Si pensamos el ingreso ciudadano como un mecanismo para generar consumidores sin que estemos generando los productores, el sistema económico no funciona.
Cuando uno llega a una realidad como la que vive actualmente Argentina, aparecen una batería de soluciones posibles. Efectivamente, ahora se habla mucho del ingreso ciudadano o de la renta básica. Es algo en lo que Europa ha avanzado y que, en Argentina, también se ha desarrollado, aunque en menor medida. En nuestro país existe, por ejemplo, la Asignación Universal por Hijo. Sin embargo, estos mecanismos fueron utilizados, mayormente, para generar ingresos en los hogares con capacidad de consumo, pero sin haber creado las condiciones de producción para ese consumo. Entonces, si pensamos el ingreso ciudadano como un mecanismo para generar consumidores sin que estemos generando los productores, el sistema económico no funciona. Sostenemos a una población para que tenga una mínima capacidad de consumo, pero no creamos las condiciones económicas que hagan factible la sustentabilidad de ese consumo. Un ingreso ciudadano deviene, en el mundo, de un excedente. Alguien genera la producción y luego el excedente es apropiado y redistribuido, pero sigue funcionando la capacidad productiva. De lo contrario, una renta básica o un ingreso ciudadano funciona solo como un paliativo ante la incapacidad de incorporar a ese tercio de la población que está afuera del sistema.

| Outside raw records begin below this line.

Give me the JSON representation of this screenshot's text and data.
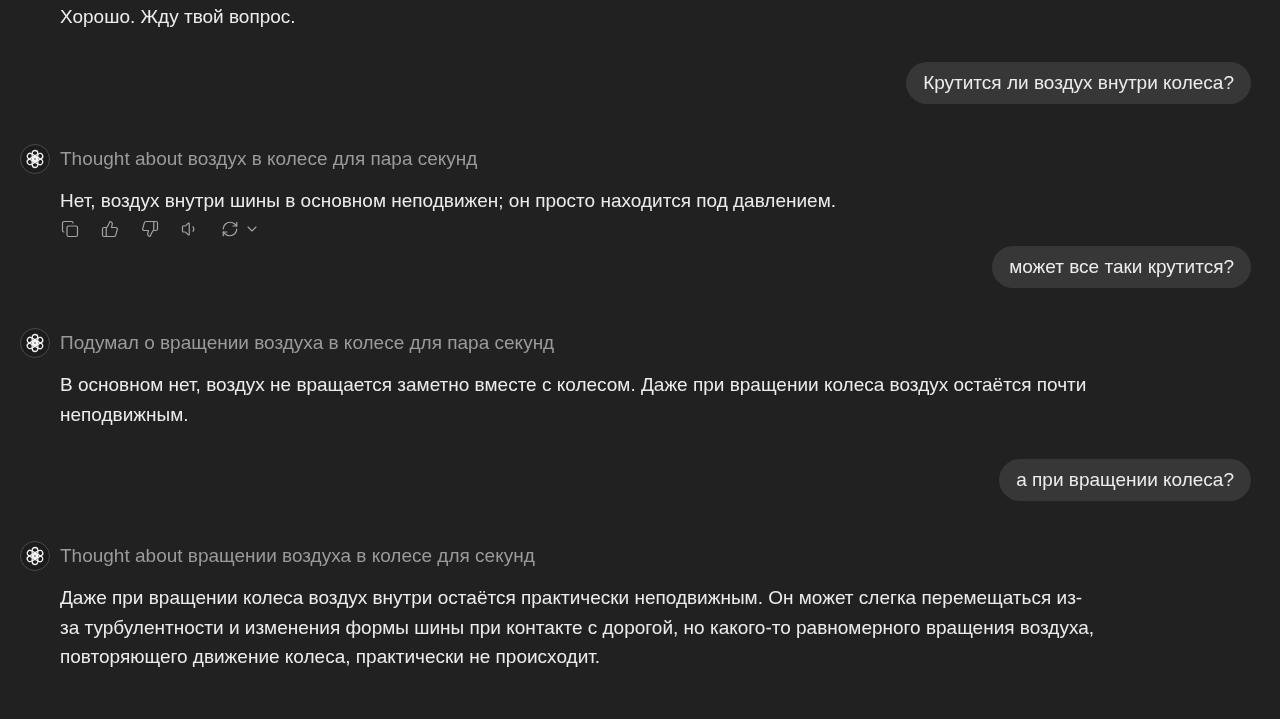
{
  "messages": [
    {
      "kind": "assistant",
      "lines": [
        "Хорошо. Жду твой вопрос."
      ],
      "actions_shown": false
    },
    {
      "kind": "user",
      "text": "Крутится ли воздух внутри колеса?"
    },
    {
      "kind": "assistant",
      "thought": "Thought about воздух в колесе для пара секунд",
      "lines": [
        "Нет, воздух внутри шины в основном неподвижен; он просто находится под давлением."
      ],
      "actions_shown": true
    },
    {
      "kind": "user",
      "text": "может все таки крутится?"
    },
    {
      "kind": "assistant",
      "thought": "Подумал о вращении воздуха в колесе для пара секунд",
      "lines": [
        "В основном нет, воздух не вращается заметно вместе с колесом. Даже при вращении колеса воздух остаётся почти",
        "неподвижным."
      ],
      "actions_shown": false
    },
    {
      "kind": "user",
      "text": "а при вращении колеса?"
    },
    {
      "kind": "assistant",
      "thought": "Thought about вращении воздуха в колесе для секунд",
      "lines": [
        "Даже при вращении колеса воздух внутри остаётся практически неподвижным. Он может слегка перемещаться из-",
        "за турбулентности и изменения формы шины при контакте с дорогой, но какого-то равномерного вращения воздуха,",
        "повторяющего движение колеса, практически не происходит."
      ],
      "actions_shown": false
    }
  ]
}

Si la mutación del mundo del trabajo se da tal como la describen algunos expertos, es decir, un trabajo cada vez más calificado para menos personas, ¿este mundo de la producción subsidiaria no sería un mundo artificial del mismo modo que lo sería el ingreso ciudadano? ¿No sería solo jugar a que producimos?

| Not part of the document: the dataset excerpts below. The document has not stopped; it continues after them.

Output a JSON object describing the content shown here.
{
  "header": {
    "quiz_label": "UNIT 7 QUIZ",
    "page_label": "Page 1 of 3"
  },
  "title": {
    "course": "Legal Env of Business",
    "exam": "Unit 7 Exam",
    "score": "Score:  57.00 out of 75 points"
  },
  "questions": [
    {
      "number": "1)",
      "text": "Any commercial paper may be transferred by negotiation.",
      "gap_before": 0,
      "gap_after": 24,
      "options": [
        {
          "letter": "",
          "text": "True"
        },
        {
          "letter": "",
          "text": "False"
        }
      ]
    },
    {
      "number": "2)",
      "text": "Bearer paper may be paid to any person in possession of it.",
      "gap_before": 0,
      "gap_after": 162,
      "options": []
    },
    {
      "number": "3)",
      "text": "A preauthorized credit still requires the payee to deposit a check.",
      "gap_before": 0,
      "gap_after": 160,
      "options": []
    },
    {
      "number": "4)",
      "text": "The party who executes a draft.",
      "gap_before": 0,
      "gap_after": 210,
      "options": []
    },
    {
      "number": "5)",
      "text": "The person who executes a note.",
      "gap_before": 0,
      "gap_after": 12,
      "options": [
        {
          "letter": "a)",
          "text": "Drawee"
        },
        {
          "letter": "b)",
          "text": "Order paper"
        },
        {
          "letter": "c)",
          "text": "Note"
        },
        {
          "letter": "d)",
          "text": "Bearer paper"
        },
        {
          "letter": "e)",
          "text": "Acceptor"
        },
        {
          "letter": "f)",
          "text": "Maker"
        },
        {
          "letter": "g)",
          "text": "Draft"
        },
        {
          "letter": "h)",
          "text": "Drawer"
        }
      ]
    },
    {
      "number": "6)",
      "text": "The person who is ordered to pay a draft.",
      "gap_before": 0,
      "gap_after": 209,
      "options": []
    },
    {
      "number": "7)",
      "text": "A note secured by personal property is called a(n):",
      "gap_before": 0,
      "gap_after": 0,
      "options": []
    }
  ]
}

Es interesante pero no lo veo así. Considero que la humanidad va desarrollando nuevas necesidades y, en la medida en que les demos valor de mercado y valor de trabajo, serán muy importantes. No será un juego: será la posibilidad de que todos participemos en la producción de la riqueza colectiva. No es el socialismo, pero es, por ejemplo, la capacidad de que la ayuda mutua, los sistemas de protección, el diseño y el cuidado del medioambiente, tengan valor de mercado. Será la posibilidad de que la gente pueda trabajar en eso y vivir de eso. Necesitamos un modelo de sociedad que nos proyecte a la sustentabilidad. En Argentina, estamos muy lejos de sufrir la crisis tecnológica que se anuncia en el mundo y, cuando la anunciaron en los años 70, tampoco ocurrió en la magnitud que la avizorábamos. Argentina está todavía muy lejos de sufrir las consecuencias del nuevo cambio tecnológico que está produciéndose. Incluso, no ha podido resolver el anterior. Debido a esto, todavía tiene la posibilidad de crear una serie de trabajos que cubra las demandas y las necesidades existentes. Esto es algo que todavía el mercado interno puede satisfacer.
Sobre el entrevistado:Agustín Salvia es sociólogo, magíster en Ciencias Políticas y Sociales y doctor en Ciencias Sociales. Es investigador principal del Conicet; investigador jefe y coordinador general del programa “Observatorio de la deuda social argentina” en la Universidad Católica Argentina. Es director del programa “Cambio estructural y desigualdad social” con sede en el Instituto de Investigación Gino Germani de la Facultad de Ciencias Sociales de la Universidad de Buenos Aires. Es profesor universitario en Metodología y Técnicas de Investigación en Ciencias Sociales a nivel de grado y de posgrado en la Universidad de Buenos Aires, la Universidad de Bologna, la Universidad Nacional de Tres de Febrero, FLACSO Argentina y la Universidad de la República de Uruguay.